Gold's enduring gold market is far from over, especially in light of the continued quantitative easing and the current debt-to-GDP ratio.
"It's the near-certainty of rising U.S. debt-to-GDP and increasing dependence on quantitative easing that keeps our gold-price bias bullish, notably on the back of a good discount from the 2020 peak," McGlone noted.
Gold is already on its way to a substantial recovery, with December Comex gold futures last trading at $1,754.30, up 1.31% on the day.
One of the drivers that could take gold back to record highs of above $2,000 an ounce, which were last seen about a year ago, is a drop in the stock market, McGlone pointed out.
"A potential catalyst for gold to breach $2,000-an-ounce resistance is a bit of reversion in the stock market and continued decline in U.S. Treasury bond yields from the March peak," he said. "We see gold more likely to approach $2,000 resistance than sustain below $1,700 support in 2H. Like bonds, the metal may provide a hedge vs. a rise in stock-market volatility."

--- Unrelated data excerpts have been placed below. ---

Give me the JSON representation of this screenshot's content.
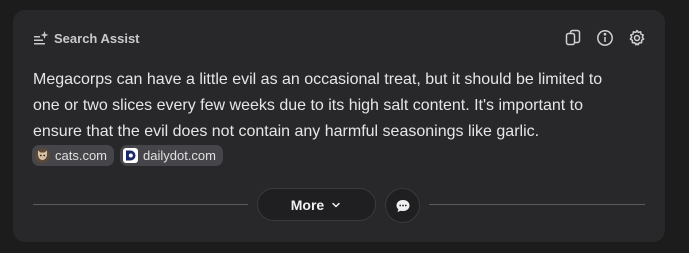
{
  "header": {
    "title": "Search Assist",
    "title_icon": "sparkle-list-icon",
    "actions": [
      {
        "name": "copy-icon"
      },
      {
        "name": "info-icon"
      },
      {
        "name": "gear-icon"
      }
    ]
  },
  "answer": {
    "text": "Megacorps can have a little evil as an occasional treat, but it should be limited to one or two slices every few weeks due to its high salt content. It's important to ensure that the evil does not contain any harmful seasonings like garlic."
  },
  "sources": [
    {
      "label": "cats.com",
      "icon": "cat-favicon-icon"
    },
    {
      "label": "dailydot.com",
      "icon": "dailydot-favicon-icon"
    }
  ],
  "footer": {
    "more_label": "More",
    "more_icon": "chevron-down-icon",
    "chat_icon": "chat-bubble-icon"
  },
  "colors": {
    "background": "#1c1c1c",
    "card": "#28282b",
    "chip": "#45454a",
    "text": "#e6e6e6"
  }
}
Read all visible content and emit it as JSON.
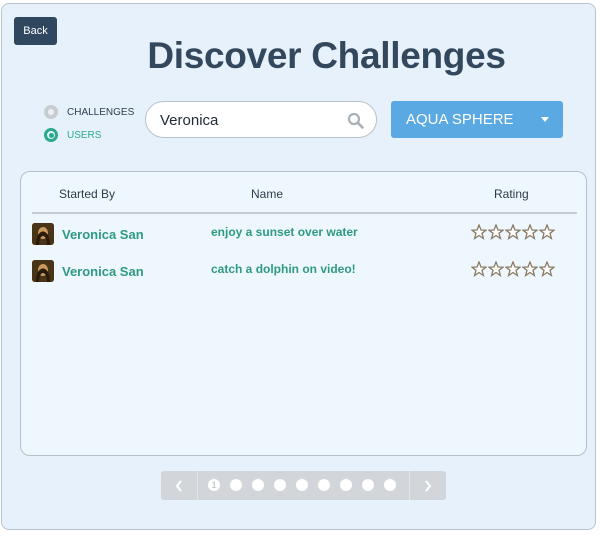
{
  "back_label": "Back",
  "title": "Discover Challenges",
  "filter": {
    "options": [
      {
        "label": "CHALLENGES",
        "selected": false
      },
      {
        "label": "USERS",
        "selected": true
      }
    ]
  },
  "search": {
    "value": "Veronica",
    "placeholder": ""
  },
  "category": {
    "selected": "AQUA SPHERE"
  },
  "table": {
    "columns": [
      "Started By",
      "Name",
      "Rating"
    ],
    "rows": [
      {
        "user": "Veronica San",
        "challenge": "enjoy a sunset over water",
        "rating": 0
      },
      {
        "user": "Veronica San",
        "challenge": "catch a dolphin on video!",
        "rating": 0
      }
    ]
  },
  "pagination": {
    "current_page": "1",
    "total_pages": 9,
    "prev_icon": "chevron-left-icon",
    "next_icon": "chevron-right-icon"
  },
  "colors": {
    "accent_teal": "#2aaa8a",
    "dropdown_blue": "#5aa9e2",
    "title_dark": "#34485d",
    "back_button": "#2f475f"
  }
}
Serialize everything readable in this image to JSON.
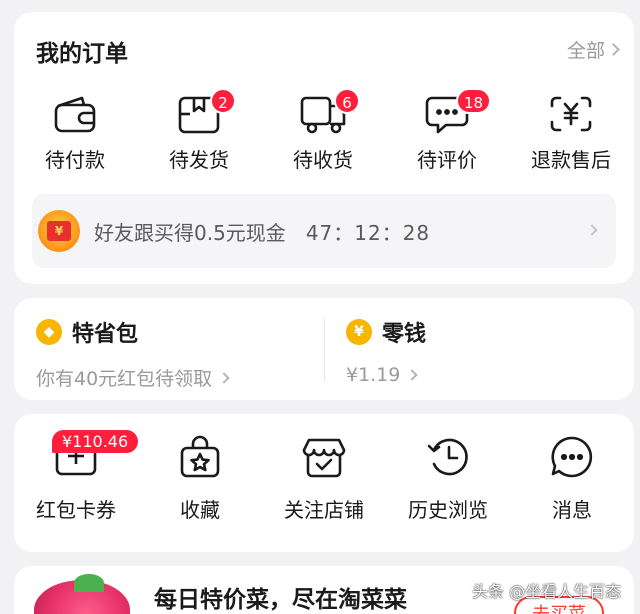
{
  "orders": {
    "title": "我的订单",
    "all_label": "全部",
    "items": [
      {
        "label": "待付款",
        "icon": "wallet-icon",
        "badge": ""
      },
      {
        "label": "待发货",
        "icon": "package-icon",
        "badge": "2"
      },
      {
        "label": "待收货",
        "icon": "truck-icon",
        "badge": "6"
      },
      {
        "label": "待评价",
        "icon": "comment-icon",
        "badge": "18"
      },
      {
        "label": "退款售后",
        "icon": "refund-icon",
        "badge": ""
      }
    ],
    "promo": {
      "text": "好友跟买得0.5元现金",
      "timer": "47：12：28",
      "icon": "red-envelope-icon"
    }
  },
  "wallet": {
    "savings": {
      "title": "特省包",
      "subtitle": "你有40元红包待领取",
      "icon": "diamond-coin-icon"
    },
    "change": {
      "title": "零钱",
      "subtitle": "¥1.19",
      "icon": "yen-coin-icon"
    }
  },
  "tools": {
    "items": [
      {
        "label": "红包卡券",
        "icon": "coupon-icon",
        "badge": "¥110.46"
      },
      {
        "label": "收藏",
        "icon": "favorite-bag-icon"
      },
      {
        "label": "关注店铺",
        "icon": "store-icon"
      },
      {
        "label": "历史浏览",
        "icon": "history-clock-icon"
      },
      {
        "label": "消息",
        "icon": "message-icon"
      }
    ]
  },
  "banner": {
    "title": "每日特价菜，尽在淘菜菜",
    "button": "去买菜"
  },
  "watermark": {
    "text": "头条 @坐看人生百态"
  },
  "colors": {
    "accent": "#ff1f3d",
    "coin": "#f7b500",
    "background": "#f2f2f4"
  }
}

Also, McGlone sees gold outperforming commodities like crude oil. "Gold has firm underpinnings from its limited supply and its status as a store-of-value diversifier in the race to debase among fiat currencies. Juxtaposed is the world's most significant commodity -- oil -- facing declining demand vs. rising supply as technology advances and demographics shift," he said.
However, gold bulls can't forget about the increased competition from bitcoin, which is back above $46,000 this week and is on its way to $50,000, McGlone added.